FESTIVAL DE LIMA 2017: RETABLO DE ÁLVARO DELGADO-APARICIO

FESTIVAL DE LIMA 2017: RETABLO DE ÁLVARO DELGADO-APARICIO

Por Mónica Delgado

Cuando el cineasta Álvaro Delgado-Aparicio propone una relación paterno filial desde lo candoroso, la sublimación o la idealización es que Retablo, su ópera prima, puede verse como un trabajo cuidado basado en gestos, en miradas, en la correspondencia de una gran admiración. El cineasta aborda esta simbiosis de padre e hijo unidos desde su dedicación al arte retablista, que se plantea como punto de conexión con el mundo, al cual observan desde las exigencias de detalle y color que su labor requiere. Por ello el opening, donde se ve al hijo memorizando a los personajes de una casa acomodada ayacuchana, quienes posan a modo de una foto- lo que podría remitir simbólicamente a una experiencia mnemotécnica de la realidad o de preservación de la memoria-, se convierte más bien en algo más sencillo, en la evidencia de la confianza a ciegas entre estos dos personajes, que tras un suceso capital reconocen la fragilidad de su relación.

Todo este proceso de reconocimiento de la relación de los personajes es lo que mejor plasma el cineasta en la primera parte: diálogos entre padre e hijo, o tardes o cenas con la madre que interpreta Magaly Solier, en un ámbito íntimo e familiar, en un film hablado totalmente en quechua. Sin embargo, todo este modo en que el cineasta nos ha mostrado este mundo queda frenado tras el punto de inflexión, que llega con el descubrimiento del secreto del padre (el actor Amiel Cayo), evento que transforma la mirada del hijo, Segundo (encarnado por el debutante Junior Béjar Roca). Este quiebre rompe su control del mundo y transforma al film en una coming-of age, debilitado por algunas escenas impostadas sobre todo cuando se trata de recrear las tradiciones y fiestas de los Andes en medio del drama.

Uno de los primeros problemas es el tránsito de este Segundo que duerme abrazado a su padre y el Segundo que lo desprecia, y que luego trata de recomponer la relación filial. Se percibe poca consistencia en el diseño del personaje, que más que adolescente se percibe como un niño pequeño, que se resiste a crecer, debido a la suprema transparencia de su amor filial. El cineasta coloca a su personaje en esa ambivalencia, entre reconocer al padre como pecador, o el de verse como un culpable sadomasoquista, pero también angustiado por un plano sexual que lo va empujando precisamente hacia un plano asexuado. Demasiados planteamientos entre sexuales, religiosos y edípicos que no se perciben como explorados completamente en la necesidad misma de la trama.

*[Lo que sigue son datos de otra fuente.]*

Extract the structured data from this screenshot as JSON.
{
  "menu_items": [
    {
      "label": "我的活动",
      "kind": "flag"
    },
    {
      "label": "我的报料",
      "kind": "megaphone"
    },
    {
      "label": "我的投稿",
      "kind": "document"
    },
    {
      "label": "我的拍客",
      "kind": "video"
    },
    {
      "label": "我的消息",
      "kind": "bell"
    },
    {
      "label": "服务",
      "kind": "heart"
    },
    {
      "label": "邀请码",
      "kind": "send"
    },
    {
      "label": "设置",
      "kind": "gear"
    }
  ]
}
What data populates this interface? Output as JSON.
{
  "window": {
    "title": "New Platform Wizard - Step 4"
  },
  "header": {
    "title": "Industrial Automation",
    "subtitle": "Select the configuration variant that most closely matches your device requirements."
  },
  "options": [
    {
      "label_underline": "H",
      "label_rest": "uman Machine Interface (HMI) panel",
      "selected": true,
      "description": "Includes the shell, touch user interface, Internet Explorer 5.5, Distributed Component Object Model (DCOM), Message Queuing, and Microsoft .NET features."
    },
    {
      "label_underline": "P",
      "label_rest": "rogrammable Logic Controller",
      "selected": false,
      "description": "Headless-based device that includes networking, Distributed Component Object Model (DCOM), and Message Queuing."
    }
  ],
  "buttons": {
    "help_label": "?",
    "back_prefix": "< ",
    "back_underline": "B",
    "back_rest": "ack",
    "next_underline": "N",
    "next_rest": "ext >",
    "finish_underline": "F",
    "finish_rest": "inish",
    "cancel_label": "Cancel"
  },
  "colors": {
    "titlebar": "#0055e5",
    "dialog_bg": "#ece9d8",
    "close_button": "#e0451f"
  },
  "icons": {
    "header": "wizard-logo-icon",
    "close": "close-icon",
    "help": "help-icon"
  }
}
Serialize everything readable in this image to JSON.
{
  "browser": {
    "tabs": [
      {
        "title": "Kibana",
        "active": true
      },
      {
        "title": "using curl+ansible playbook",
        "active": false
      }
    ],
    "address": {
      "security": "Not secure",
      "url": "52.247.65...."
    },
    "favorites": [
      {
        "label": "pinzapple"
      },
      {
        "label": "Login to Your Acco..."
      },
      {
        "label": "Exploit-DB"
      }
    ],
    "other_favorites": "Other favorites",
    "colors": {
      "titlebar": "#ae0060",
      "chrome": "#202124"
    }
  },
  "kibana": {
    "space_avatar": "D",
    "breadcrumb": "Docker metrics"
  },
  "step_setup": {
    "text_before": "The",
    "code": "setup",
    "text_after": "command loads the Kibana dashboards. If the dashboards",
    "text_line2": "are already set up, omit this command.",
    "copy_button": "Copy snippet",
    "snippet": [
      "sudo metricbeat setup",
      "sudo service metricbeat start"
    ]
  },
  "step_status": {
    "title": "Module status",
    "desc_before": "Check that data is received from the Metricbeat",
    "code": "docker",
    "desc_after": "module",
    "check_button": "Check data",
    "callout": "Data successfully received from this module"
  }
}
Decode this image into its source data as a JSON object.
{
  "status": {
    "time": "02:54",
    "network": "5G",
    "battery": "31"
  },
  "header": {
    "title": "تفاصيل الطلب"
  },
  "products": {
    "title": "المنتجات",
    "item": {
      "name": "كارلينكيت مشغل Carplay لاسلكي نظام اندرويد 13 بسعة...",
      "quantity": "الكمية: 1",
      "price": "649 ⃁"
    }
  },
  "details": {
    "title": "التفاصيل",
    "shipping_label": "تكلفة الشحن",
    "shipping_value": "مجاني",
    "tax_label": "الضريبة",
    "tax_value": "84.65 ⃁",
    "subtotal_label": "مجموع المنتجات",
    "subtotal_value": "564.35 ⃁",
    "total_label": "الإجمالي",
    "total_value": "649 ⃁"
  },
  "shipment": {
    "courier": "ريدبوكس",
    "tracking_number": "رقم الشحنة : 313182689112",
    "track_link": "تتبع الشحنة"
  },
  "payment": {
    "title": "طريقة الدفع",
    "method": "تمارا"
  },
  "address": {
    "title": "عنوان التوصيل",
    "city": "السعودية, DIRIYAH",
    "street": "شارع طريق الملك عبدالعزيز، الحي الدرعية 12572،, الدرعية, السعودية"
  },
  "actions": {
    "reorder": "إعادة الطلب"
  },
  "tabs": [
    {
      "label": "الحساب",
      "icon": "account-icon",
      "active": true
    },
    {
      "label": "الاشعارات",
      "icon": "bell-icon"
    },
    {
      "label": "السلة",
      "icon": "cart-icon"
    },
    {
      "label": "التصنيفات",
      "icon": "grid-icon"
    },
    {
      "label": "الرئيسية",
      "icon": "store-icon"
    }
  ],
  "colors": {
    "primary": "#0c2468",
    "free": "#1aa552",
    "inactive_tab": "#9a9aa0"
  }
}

Pero estos detalles en el trabajo del personaje podrían lucir imperceptibles sino fuera por la imposición del espacio y lo tradicional. Para Delgado-Aparicio todo debe estar justificado, medido, por ello los elementos para mostrar una sociedad cerrada y conservadora no podrían escapar de algunos lugares comunes sobre el Ande como entorno violento y atrasado, donde la exploración sexual y el placer son tabú. El sexo y su disfrute se vuelve parte de acciones viciadas por el ojo que mira. Y este tipo de representación sobre los Andes y sus habitantes van justificando algunas decisiones dramáticas. Por ejemplo, el Takanakuy como marca de un mundo de machos, pero en una escena que luce artificiosa, igual que las fiestas o carnavales, que parecen ideados solo para cuando la cámara se detenga sobre ellos. El efecto Madeinusa.

Como en diversos films peruanos sobre el mundo andino, Álvaro Delgado-Aparicio propone un entorno al servicio de la trama, para usos del film, donde la vida está marcada por un destino trágico. En algún momento, tras la observación de un retablo histórico de Edilberto Jímenez, un personaje dice: “en tiempos de terrorismo estarías muerto”, pero la realidad que revela el film no escapa a esta visión marcada por la barbarie. Una sierra for export, de maravillosos paisajes, pero donde la convivencia parece imposible.